En pratique, devant une anémie ferri-prive chez un patient sous AINS, l'ab-sence de cause endoscopique haute ou basse et de cause gynécologique chez une femme doit faire évoquer la responsabilité d'une entéropathie iatrogène. L'entéroscopie ou mieux l'exa-men par vidéocapsule peut permettre de visualiser les ulcérations induites par les AINS. Toutefois, en pratique clinique, la première étape consiste le plus souvent à proposer un apport en fer et à adapter le traitement AINS : arrêt des AINS si possible puis secondairement, si le traitement est indispensable, relais par des inhibiteurs sélectifs de la COX2 en sachant que leur tolérance intestinale au long cours est encore mal connue (cf infra).
Moins fréquente que l'anémie ferri-prive, une hypoalbuminémie est néanmoins observée chez 5 à 10 % des patients atteints de polyarthrite rhumatoïde et traités par AINS au long cours. Bjarnasson et al. [19] ont démontré que cette hypoalbuminémie pouvait s'expliquer par une fuite protéique intestinale. Cette entéropathie exsudative a habituellement peu ou pas de conséquences cliniques. Elle relève de l'adaptation du traitement AINS selon les mêmes modalités que l'anémie chronique.
Il n'y a pas de traitement protecteur au long cours de l'entéropathie équivalent à la gastroprotection pour la toxicité digestive haute. Des études sur un petit nombre de sujets ont rapporté l'effet bénéfique à court terme des PGs, du métronidazole et de la sulfasalazine sur les marqueurs de l'entéropa-thie infraclinique. Toutefois, aucune étude n'a démontré leur intérêt clinique au long cours. Compte tenu de leurs propres effets indésirables, ces traitements n'ont pas d'indication actuellement. L'adaptation du traitement AINS doit être privilégiée.
PERFORATION ET HÉMORRAGIE AIGUË
Outre l'anémie chronique ferriprive décrite précédemment, les ulcérations du grêle induites par les AINS peuvent se compliquer de perforation ou d'hé-morragie aiguë. Les premiers cas de perforation ont été rapportés chez des nouveau-nés traités par indométacine pour persistance du canal artériel. Par la suite, des observations isolées ont été rapportées chez l'adulte. Les données épidémiologiques sont rares. Dans une étude cas-témoins, Langman et al. [23] ont rapporté que la prise d'AINS était deux fois plus fréquente chez des patients hospitalisés pour perforation ou hémorragie d'origine intestinale que chez les témoins.

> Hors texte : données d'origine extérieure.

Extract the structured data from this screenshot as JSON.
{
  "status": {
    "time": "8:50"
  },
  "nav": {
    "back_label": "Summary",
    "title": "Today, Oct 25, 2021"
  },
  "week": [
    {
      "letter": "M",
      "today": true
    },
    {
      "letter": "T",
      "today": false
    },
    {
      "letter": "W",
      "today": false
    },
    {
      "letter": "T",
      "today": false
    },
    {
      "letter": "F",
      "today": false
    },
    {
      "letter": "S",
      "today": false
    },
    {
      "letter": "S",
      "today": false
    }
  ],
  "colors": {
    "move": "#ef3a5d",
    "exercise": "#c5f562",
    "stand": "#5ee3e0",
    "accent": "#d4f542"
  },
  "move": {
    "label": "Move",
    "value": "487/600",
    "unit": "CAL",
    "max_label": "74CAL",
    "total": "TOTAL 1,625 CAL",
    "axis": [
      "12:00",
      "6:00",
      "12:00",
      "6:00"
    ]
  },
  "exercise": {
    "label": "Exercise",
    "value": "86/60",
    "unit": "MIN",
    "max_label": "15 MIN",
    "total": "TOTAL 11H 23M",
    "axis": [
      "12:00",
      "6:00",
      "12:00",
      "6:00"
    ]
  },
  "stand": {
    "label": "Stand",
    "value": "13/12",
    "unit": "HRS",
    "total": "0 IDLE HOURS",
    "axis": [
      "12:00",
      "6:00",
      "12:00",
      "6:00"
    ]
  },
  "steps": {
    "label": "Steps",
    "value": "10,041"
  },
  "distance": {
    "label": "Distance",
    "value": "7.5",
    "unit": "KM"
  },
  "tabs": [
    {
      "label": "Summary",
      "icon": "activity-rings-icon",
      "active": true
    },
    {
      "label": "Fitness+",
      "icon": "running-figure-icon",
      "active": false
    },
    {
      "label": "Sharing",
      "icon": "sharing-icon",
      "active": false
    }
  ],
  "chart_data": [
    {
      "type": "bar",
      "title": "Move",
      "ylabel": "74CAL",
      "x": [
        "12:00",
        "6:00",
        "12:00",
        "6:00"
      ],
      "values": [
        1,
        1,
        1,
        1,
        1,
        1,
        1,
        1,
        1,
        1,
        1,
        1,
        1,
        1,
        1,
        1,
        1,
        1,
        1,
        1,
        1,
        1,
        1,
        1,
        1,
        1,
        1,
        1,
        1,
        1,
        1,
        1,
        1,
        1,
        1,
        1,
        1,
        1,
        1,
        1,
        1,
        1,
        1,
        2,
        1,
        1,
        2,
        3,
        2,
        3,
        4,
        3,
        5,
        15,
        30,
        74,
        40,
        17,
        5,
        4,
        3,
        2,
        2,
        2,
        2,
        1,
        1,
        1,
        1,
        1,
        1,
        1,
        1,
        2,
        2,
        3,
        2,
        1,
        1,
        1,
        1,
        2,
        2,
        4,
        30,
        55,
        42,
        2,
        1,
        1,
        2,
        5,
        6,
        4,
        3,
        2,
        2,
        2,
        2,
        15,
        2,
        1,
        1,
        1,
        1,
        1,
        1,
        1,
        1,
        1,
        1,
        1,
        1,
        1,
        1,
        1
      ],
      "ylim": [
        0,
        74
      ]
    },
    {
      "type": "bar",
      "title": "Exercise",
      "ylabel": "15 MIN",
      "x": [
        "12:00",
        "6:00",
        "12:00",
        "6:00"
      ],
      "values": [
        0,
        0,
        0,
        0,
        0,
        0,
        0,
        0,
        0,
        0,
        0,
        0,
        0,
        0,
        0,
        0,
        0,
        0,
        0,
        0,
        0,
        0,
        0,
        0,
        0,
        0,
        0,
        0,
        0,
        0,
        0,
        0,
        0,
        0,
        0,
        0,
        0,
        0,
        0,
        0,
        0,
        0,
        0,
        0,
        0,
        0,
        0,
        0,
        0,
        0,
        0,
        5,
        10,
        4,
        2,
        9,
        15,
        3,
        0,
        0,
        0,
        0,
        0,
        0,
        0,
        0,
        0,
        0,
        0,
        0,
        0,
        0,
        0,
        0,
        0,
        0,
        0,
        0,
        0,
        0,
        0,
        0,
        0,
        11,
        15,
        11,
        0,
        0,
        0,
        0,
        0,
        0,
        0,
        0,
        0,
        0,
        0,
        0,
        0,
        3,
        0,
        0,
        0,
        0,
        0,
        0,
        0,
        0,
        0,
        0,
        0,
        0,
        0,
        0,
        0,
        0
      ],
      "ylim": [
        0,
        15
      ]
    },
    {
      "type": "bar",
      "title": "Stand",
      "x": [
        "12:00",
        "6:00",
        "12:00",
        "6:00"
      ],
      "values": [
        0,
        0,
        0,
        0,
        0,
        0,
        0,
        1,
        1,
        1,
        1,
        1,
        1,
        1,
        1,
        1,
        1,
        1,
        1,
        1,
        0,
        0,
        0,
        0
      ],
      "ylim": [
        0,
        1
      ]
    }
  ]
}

Compte tenu de ces éléments, une prise d'AINS doit être recherchée devant toute perforation intestinale, sans méconnaître une éventuelle automédication. En cas d'hémorragie digestive aiguë inexpliquée par les endoscopies haute et basse chez un patient sous AINS, le diagnostic d'ulcérations du grêle liées au traitement peut être posé par la vidéocapsule ou l'entéroscopie. Dans ce cas, la reprise d'AINS non sélectifs est déconseillée. En l'absence de pathologie intestinale sous-jacente, le relais par un coxib peut être envisagé après un délai de cicatrisation des lésions hémorragiques.
STÉNOSES EN DIAPHRAGME
On désigne sous ce terme des sténoses intestinales bien centrées, formées par un mince repli circonférentiel muqueux et sous-muqueux [24]. Ces sténoses peuvent être très serrées, punctiformes. Elles sont habituellement multiples. Elles doivent être différenciées des sténoses en défilé qui peuvent être également observées sous traitement AINS. Histologiquement, elles se caractérisent par une fibrose de la partie superficielle de la sous-muqueuse et un in-filtrat inflammatoire de la muqueuse, avec ou sans ulcération. Ces sténoses siègent principalement dans l'iléon et le jéjunum. Elles sont le plus souvent révélées par des épisodes subocclusifs et un amaigrissement. Des troubles diarrhéiques sont fréquents dans les mois ou les années qui précèdent l'ins-tallation du tableau d'obstruction. Biologiquement, l'anémie ferriprive et l'hypoalbuminémie sont fréquentes. Le diagnostic radiologique est difficile en raison de la minceur des diaphragmes obstructifs. L'entéroscopie permet leur détection. Le doute sur une obstruction contre-indique l'examen par vidéocaspule. La difficulté de leur détection opératoire est également soulignée. Le traitement est habituellement chirurgical (stricturoplastie ou résection segmentaire). Lorsque les diaphragmes sont accessibles, la dilatation endoscopique peut être efficace.
» Atrophie villositaire
Des cas exceptionnels d'atrophie villositaire avec malabsorption ont été rapportés au cours de traitement par des méfénamates [25] et par le sulindac [26].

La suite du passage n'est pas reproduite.